HENRY L. GRIFFIN / The Associated Press
Sunday, Nov. 24, 1963 – Jacqueline Kennedy (left) kisses the casket of her husband, President John F. Kennedy, lying in state in the rotunda of the U.S. Capitol in Washington, D.C., accompanied by their daughter Caroline (right), kneeling alongside.
On The Scene
Baton Rouge man guarded JFK’s body By LAURA FURR
Special to The Daily Reveille Millions of Americans can instantly recall where they were, what they were doing and how they felt on Nov. 22, 1963, when President John F. Kennedy was assassinated. But Baton Rouge businessman Richard Lipsey’s recollection is unlike any other. At 1:30 p.m. on that fateful Friday, Lipsey remembers standing outside the home of Maj. Gen. Philip Wehle in Fort Meyer, Va., LIPSEY when the words, “The president has been shot” first roared over the military chauffeur’s car radio. Lipsey remembers bolting back toward the door of the house to tell Wehle the news, but by that time his boss was halfway to the car, ready to head to the office with Lipsey by his side.

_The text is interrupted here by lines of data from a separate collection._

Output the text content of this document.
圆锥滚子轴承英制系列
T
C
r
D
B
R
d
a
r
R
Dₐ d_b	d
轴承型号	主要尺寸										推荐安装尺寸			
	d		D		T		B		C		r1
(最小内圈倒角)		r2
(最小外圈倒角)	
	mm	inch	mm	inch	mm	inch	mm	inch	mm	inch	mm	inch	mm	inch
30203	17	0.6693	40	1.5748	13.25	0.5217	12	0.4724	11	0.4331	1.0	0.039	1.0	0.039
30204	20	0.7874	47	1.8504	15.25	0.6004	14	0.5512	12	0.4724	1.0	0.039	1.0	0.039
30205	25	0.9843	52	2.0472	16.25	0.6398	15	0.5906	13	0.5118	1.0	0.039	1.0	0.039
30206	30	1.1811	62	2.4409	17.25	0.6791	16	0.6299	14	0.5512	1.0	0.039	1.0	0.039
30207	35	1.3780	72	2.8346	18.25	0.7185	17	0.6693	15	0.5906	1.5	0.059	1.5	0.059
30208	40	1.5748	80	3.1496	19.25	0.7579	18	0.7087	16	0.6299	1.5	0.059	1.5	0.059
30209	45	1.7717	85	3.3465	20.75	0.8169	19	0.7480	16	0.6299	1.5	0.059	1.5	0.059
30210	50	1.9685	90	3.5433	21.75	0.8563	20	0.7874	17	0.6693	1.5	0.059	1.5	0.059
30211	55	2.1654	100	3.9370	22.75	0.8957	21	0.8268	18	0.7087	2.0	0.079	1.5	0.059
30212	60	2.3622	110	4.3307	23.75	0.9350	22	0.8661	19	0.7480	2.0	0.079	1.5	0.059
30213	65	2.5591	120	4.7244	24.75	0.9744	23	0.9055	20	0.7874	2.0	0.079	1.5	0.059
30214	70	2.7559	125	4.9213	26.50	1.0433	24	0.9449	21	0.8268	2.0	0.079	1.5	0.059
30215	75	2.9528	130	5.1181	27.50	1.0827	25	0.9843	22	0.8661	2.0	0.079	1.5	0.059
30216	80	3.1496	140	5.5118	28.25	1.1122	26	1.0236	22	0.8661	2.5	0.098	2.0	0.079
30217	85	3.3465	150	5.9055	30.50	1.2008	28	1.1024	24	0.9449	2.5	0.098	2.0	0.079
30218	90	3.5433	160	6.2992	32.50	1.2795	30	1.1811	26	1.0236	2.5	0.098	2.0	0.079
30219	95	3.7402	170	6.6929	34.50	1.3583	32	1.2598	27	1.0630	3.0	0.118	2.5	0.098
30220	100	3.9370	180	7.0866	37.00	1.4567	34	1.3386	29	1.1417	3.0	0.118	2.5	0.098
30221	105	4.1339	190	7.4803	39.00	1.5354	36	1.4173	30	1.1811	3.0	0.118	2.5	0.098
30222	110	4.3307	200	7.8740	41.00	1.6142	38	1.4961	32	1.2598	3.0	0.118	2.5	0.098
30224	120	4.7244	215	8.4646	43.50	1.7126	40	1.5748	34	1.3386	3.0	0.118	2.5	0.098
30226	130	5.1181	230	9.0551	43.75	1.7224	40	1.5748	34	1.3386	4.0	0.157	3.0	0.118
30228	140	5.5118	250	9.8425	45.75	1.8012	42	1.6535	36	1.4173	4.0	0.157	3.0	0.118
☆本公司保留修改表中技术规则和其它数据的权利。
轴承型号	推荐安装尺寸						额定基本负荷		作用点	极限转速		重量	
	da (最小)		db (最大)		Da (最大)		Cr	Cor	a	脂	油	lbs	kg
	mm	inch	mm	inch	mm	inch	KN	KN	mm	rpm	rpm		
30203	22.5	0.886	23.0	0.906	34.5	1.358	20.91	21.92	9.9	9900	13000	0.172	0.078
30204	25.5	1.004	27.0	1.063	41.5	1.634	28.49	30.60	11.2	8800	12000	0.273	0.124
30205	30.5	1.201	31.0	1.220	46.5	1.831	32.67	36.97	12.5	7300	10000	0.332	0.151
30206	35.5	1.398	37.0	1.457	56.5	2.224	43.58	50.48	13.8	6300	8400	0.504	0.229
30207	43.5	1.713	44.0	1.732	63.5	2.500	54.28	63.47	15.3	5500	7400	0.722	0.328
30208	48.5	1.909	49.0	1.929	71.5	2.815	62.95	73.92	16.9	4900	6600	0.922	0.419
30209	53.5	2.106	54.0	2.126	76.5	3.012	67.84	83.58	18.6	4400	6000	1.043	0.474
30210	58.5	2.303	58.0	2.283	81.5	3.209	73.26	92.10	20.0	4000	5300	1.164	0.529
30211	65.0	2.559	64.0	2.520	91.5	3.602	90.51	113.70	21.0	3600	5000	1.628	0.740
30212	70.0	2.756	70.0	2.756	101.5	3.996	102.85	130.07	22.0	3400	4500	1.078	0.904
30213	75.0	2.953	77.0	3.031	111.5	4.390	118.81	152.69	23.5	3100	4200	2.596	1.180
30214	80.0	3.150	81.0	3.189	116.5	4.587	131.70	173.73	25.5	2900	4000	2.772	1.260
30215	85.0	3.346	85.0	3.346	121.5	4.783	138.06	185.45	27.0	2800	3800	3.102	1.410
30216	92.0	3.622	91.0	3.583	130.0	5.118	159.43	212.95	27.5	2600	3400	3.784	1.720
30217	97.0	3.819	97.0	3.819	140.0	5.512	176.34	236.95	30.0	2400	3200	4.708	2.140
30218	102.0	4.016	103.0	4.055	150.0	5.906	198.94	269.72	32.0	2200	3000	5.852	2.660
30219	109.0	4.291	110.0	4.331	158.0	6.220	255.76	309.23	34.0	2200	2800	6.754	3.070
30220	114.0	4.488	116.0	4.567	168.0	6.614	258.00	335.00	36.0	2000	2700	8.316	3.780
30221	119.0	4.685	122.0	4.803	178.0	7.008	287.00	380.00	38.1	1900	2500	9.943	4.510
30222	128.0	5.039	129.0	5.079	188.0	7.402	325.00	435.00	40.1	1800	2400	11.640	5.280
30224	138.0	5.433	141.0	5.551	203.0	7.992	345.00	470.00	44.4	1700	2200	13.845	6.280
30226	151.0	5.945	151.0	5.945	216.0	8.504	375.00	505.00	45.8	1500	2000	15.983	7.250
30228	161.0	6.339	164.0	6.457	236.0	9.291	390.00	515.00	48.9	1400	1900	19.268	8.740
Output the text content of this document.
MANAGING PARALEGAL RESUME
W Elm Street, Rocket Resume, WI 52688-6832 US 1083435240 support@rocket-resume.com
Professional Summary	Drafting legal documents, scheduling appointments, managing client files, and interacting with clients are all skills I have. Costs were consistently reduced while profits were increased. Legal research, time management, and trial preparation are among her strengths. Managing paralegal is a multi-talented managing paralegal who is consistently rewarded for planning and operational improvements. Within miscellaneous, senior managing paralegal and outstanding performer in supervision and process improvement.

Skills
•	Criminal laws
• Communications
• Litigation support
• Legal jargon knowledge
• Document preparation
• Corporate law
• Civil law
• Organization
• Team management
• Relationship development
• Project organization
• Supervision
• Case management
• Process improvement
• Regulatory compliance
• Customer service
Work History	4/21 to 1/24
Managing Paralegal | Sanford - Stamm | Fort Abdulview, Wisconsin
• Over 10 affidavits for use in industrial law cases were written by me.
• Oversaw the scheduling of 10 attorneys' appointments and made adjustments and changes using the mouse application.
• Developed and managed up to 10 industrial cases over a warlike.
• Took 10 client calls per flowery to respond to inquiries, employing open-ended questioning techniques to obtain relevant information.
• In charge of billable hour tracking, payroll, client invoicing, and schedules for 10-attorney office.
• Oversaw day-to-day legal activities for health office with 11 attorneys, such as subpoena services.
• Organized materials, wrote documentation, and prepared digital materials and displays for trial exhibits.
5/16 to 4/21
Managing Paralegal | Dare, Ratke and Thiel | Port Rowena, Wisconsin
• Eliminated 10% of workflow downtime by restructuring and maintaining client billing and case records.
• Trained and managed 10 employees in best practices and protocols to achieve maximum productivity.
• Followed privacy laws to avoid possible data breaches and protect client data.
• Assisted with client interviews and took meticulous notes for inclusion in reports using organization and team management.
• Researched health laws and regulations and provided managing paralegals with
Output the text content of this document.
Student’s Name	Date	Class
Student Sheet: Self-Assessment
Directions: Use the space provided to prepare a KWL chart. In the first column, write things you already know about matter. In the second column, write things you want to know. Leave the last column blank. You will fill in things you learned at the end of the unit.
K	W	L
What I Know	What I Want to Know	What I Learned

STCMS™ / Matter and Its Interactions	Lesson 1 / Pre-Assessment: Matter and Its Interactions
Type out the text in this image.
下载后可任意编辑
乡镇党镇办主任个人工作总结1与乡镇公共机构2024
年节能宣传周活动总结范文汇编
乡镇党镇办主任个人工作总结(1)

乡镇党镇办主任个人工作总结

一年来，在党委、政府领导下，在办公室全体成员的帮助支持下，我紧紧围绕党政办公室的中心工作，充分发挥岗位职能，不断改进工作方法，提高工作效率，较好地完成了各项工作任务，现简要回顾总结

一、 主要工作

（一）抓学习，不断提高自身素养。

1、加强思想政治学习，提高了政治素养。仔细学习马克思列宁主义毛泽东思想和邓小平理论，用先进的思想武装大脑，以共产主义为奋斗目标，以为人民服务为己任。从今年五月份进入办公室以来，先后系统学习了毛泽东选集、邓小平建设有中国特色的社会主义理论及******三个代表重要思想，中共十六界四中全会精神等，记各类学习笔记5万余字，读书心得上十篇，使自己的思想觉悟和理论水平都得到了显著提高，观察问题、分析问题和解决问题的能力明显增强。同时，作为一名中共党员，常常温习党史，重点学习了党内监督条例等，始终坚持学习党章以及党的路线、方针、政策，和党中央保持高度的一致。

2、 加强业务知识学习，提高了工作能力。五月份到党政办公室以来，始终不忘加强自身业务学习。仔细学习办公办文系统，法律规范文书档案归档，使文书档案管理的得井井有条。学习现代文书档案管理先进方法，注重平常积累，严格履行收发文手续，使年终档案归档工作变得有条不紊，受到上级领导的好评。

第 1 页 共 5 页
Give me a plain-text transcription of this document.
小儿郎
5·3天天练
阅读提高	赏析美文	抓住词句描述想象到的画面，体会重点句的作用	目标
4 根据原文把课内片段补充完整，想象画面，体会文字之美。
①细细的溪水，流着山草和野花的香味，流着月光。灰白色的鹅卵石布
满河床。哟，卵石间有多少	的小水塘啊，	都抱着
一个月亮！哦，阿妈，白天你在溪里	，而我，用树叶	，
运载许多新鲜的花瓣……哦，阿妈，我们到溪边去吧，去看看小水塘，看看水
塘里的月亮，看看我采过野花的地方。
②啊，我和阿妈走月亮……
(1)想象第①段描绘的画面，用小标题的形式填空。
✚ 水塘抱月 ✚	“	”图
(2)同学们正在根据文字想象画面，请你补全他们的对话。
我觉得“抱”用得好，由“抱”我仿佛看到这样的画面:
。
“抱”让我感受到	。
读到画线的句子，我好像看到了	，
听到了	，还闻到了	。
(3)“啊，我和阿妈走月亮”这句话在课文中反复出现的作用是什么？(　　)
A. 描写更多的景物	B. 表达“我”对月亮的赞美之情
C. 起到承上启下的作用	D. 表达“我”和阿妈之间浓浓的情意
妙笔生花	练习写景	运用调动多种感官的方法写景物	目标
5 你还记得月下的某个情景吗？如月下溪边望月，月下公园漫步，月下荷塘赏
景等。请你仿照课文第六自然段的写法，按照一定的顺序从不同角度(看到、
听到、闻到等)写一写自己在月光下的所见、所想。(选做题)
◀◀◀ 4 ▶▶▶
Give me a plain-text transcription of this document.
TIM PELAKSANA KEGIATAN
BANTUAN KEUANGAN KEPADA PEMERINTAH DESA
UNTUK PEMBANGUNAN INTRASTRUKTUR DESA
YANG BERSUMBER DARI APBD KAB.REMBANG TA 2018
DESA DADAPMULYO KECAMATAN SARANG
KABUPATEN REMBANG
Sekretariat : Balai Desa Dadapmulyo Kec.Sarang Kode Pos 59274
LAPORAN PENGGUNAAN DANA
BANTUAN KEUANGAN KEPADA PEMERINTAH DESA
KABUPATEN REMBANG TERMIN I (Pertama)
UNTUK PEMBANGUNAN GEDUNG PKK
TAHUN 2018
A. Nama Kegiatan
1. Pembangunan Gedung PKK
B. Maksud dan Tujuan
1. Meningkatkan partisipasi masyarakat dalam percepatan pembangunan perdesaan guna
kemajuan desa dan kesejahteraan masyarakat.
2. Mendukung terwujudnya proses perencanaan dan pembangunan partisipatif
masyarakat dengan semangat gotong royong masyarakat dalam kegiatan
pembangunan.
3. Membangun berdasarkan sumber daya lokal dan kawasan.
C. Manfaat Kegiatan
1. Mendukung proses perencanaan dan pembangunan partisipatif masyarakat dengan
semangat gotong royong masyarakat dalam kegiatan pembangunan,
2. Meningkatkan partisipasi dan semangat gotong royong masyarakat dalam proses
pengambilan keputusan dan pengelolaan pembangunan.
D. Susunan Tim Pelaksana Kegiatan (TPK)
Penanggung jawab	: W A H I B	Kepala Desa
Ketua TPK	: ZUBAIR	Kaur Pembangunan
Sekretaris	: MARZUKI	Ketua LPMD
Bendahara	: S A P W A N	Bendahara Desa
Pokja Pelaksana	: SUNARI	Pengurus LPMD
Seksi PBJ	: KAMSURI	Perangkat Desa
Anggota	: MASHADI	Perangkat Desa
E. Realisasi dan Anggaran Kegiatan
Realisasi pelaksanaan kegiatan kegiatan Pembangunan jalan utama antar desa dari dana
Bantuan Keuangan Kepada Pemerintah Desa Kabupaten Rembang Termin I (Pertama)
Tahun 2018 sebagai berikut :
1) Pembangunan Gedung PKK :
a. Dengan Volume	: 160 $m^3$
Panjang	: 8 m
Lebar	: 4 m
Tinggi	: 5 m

But it’s the aftermath of the assassination that sets Lipsey apart. While the world was spinning around him in shock, the young lieutenant — only 23 at the time — was ordered to guard the body of the iconic president once Air Force One arrived in the capital that evening. For seven hours that night, Lipsey watched as doctors swarmed the medical examination room at Bethesda Naval Hospital while the president’s lifeless body lie only feet away from Lipsey at all times. The lieutenant admits he had never seen a dead man before. But that day, he was the only man to remain with the president’s corpse for the entirety of the night and until the following morning when it was prepped for burial. Around 4:30 a.m., after the technicians and FBI agents were finished scrutinizing and preparing the body, Lipsey closed Kennedy’s coffin. He then escorted it to the East Room of the White House where a private Mass was held for the
president’s wife, brother Robert and the West Wing staff. It is suspected that Lipsey was the last person to see the president in the flesh, as it remains unknown whether Jacqueline Kennedy opened the casket while alone in the East Room after the service. Despite the weight of Lipsey’s experience in those tumultuous days, he moved on with his life. Five weeks after the assassination, his tour in Washington ended. By the start of the new year, he had returned to Baton Rouge, resumed working in his family’s outdoors store, Steinberg’s, and started dating his current wife of 49 years. He reared two daughters with his wife Susan and went on to raise millions of dollars for Baton Rouge organizations, even founding the Tiger Athletic Foundation at LSU. “The transition in 1964 just worked out,” Lipsey said. “And I never looked back.”